Tristan Harris
👤 SpeakerAppearances Over Time
Podcast Appearances
And so the real question that AI is forcing us to ask is what is the wisdom needed to wield the technological powers that whether AI is part of it or not, that we're going to increasingly gain.
And, you know, I reference this all the time, but it's just such an accurate fundamental problem statement by E.O.
Wilson.
that the fundamental problem of humanity is we have paleolithic brains that don't update very well to new information and think things are sci-fi and go into denial and overwhelm and blah, blah, blah.
We have medieval institutions from the 18th century, and we have godlike technology that makes the 24th century technology crash down on 21st century society.
That's what AI is.
It's a joke from Ajaya Khotra, who's in the film, by the way.
And so if we're to solve this equation, this problem statement that E.L.
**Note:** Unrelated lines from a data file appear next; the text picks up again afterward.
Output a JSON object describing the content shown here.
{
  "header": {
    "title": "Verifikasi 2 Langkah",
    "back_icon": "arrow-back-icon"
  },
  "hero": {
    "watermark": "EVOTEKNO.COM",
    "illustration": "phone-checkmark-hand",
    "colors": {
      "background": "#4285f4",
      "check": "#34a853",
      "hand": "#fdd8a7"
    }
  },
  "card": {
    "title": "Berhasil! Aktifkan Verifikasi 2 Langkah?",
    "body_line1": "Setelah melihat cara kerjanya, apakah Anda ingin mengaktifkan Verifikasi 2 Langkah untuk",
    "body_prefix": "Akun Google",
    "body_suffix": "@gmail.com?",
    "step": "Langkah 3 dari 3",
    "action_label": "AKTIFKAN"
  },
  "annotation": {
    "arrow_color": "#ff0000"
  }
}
Wilson lays out, the way I always think about it is we need to embrace the reality of our Paleolithic brains.
That's what wisdom is.
We know that we get overwhelmed and we go into denial, so we work with that.
We have systems and practices to recognize when that's about to happen and ask, what do we need to hold a difficult reality together?
That's embracing our paleolithic brains.
We need to upgrade our medieval institutions.
We should be using 21st century technology to make faster updating, self-improving governance.
Instead of creating recursively self-improving AI, we should be creating self-improving governance.
Audrey Tang, the former digital minister of Taiwan, has pioneered what that would look like.
That democracies could be using tech to find the unlikely consensus opinions of everybody.
One of the things that's going to exist in the next few months is a national dialogue on AI facilitated by technology where people can add their own ideas about how AI should be governed.
And when you vote and you click, it's going to reveal the most popular consensus opinions about what should happen about these different issues.